I am partial to the rich black and reds, all blacks, bi-colors and the real dark dark sables. But really I love all their personalities :wub:


----------



## DnP (Jul 10, 2008)

I love all colors, but I'm partial to the light sables.


----------



## ShepherdHeaven (Feb 12, 2010)

I really like dark sables that would be my favorite. I am not big on the light colors.


----------



## Doc (Jan 13, 2009)

I love washed out, faded colors and particularly silver/black or cream/black. Blues aren't bad, particularly as they age.


----------



## atravis (Sep 24, 2008)

Before Mulder, I would easily say the ultra dark, black sables.

But now that I've been around it, I'm actually starting to favor the solid black.


----------



## JKlatsky (Apr 21, 2007)

If we go on straight color preference. I like a nice dark mask with a good head (throw back to the Mastiffs we used to have??). I prefer a darker sable, blanket or bi, or black dog. A regular saddle is probably my least favorite, but I've still seen some good looking ones. 

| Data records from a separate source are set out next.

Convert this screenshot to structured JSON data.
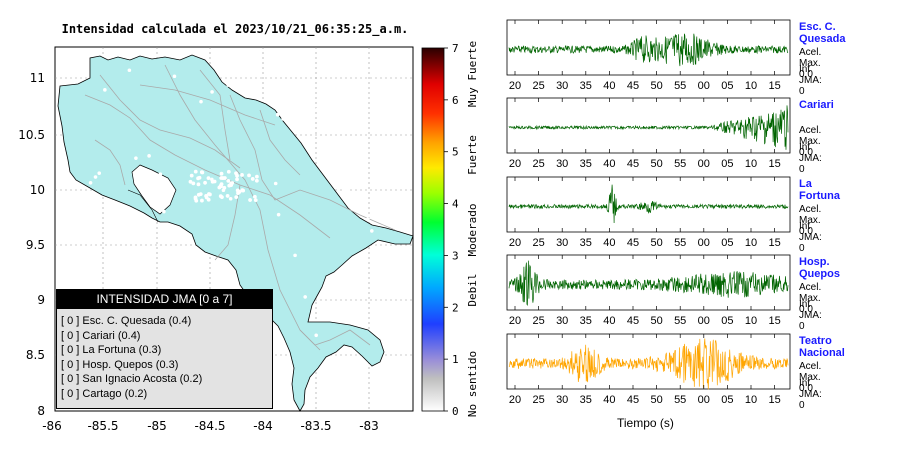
{
  "map": {
    "title": "Intensidad calculada el 2023/10/21_06:35:25_a.m.",
    "lat_ticks": [
      "11",
      "10.5",
      "10",
      "9.5",
      "9",
      "8.5",
      "8"
    ],
    "lon_ticks": [
      "-86",
      "-85.5",
      "-85",
      "-84.5",
      "-84",
      "-83.5",
      "-83"
    ],
    "colors": {
      "land": "#b3ecec",
      "roads": "#a9a9a9",
      "border": "#000000"
    }
  },
  "legend": {
    "header": "INTENSIDAD JMA [0 a 7]",
    "rows": [
      {
        "value": "[ 0 ]",
        "label": "Esc. C. Quesada (0.4)"
      },
      {
        "value": "[ 0 ]",
        "label": "Cariari (0.4)"
      },
      {
        "value": "[ 0 ]",
        "label": "La Fortuna (0.3)"
      },
      {
        "value": "[ 0 ]",
        "label": "Hosp. Quepos (0.3)"
      },
      {
        "value": "[ 0 ]",
        "label": "San Ignacio Acosta (0.2)"
      },
      {
        "value": "[ 0 ]",
        "label": "Cartago (0.2)"
      }
    ]
  },
  "scale": {
    "ticks": [
      "7",
      "6",
      "5",
      "4",
      "3",
      "2",
      "1",
      "0"
    ],
    "labels": [
      "Muy Fuerte",
      "Fuerte",
      "Moderado",
      "Debil",
      "No sentido"
    ]
  },
  "stations": [
    {
      "name": "Esc. C. Quesada",
      "accel": "Acel. Max. 0.0",
      "int": "Int JMA: 0",
      "color": "#006400"
    },
    {
      "name": "Cariari",
      "accel": "Acel. Max. 0.0",
      "int": "Int JMA: 0",
      "color": "#006400"
    },
    {
      "name": "La Fortuna",
      "accel": "Acel. Max. 0.0",
      "int": "Int JMA: 0",
      "color": "#006400"
    },
    {
      "name": "Hosp. Quepos",
      "accel": "Acel. Max. 0.0",
      "int": "Int JMA: 0",
      "color": "#006400"
    },
    {
      "name": "Teatro Nacional",
      "accel": "Acel. Max. 0.0",
      "int": "Int JMA: 0",
      "color": "#ffa500"
    }
  ],
  "time_ticks": [
    [
      "20",
      "25",
      "30",
      "35",
      "40",
      "45",
      "50",
      "55",
      "00",
      "05",
      "10",
      "15"
    ],
    [
      "20",
      "25",
      "30",
      "35",
      "40",
      "45",
      "50",
      "55",
      "00",
      "05",
      "10",
      "15"
    ],
    [
      "20",
      "25",
      "30",
      "35",
      "40",
      "45",
      "50",
      "55",
      "00",
      "05",
      "10",
      "15"
    ],
    [
      "20",
      "25",
      "30",
      "35",
      "40",
      "45",
      "50",
      "55",
      "00",
      "05",
      "10",
      "15"
    ],
    [
      "20",
      "25",
      "30",
      "35",
      "40",
      "45",
      "50",
      "55",
      "00",
      "05",
      "10",
      "15"
    ]
  ],
  "xlabel": "Tiempo (s)"
}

Although I have to say, personality is way more important. Cade is the lightest of my dogs and probably one of the more expressive and the cutest of the bunch. (Shh!! Don't tell Argos)


----------



## Ellie (Jun 26, 2009)

I like the classic black and tan look


----------



## mjbgsd (Jun 29, 2004)

My favorite coat colors are blk/tan, then blk/reds, black sables, and lastly bi-color. 
The only reason I would never own an all black shepherd is because, and this is a stupid reason I know lol, they don't change colors as they age. lol


----------



## Jessiewessie99 (Mar 6, 2009)

Black & Tan, Black & Red, Sable, All Black, and White.lol


----------



## bianca (Mar 28, 2010)

I love dark sables and black and tan.


----------



## eyezik (Apr 22, 2010)

arycrest said:


> I can't recall seeing a GSD that was a majority tan but probaby have seen one and just don't remember it. And I can't recall ever seeing one that was a majority white mixed with another color so I won't rate them in my list either.


My boy is almost all tan with some white and a tiny bit of black. That being said, he is my favorite color just cause I love him so much


----------



## LaRen616 (Mar 4, 2010)

eyezik said:


> My boy is almost all tan with some white and a tiny bit of black. That being said, he is my favorite color just cause I love him so much


And he is very handsome and unique!


----------



## eyezik (Apr 22, 2010)

LaRen616 said:


> And he is very handsome and unique!


Thank you!


----------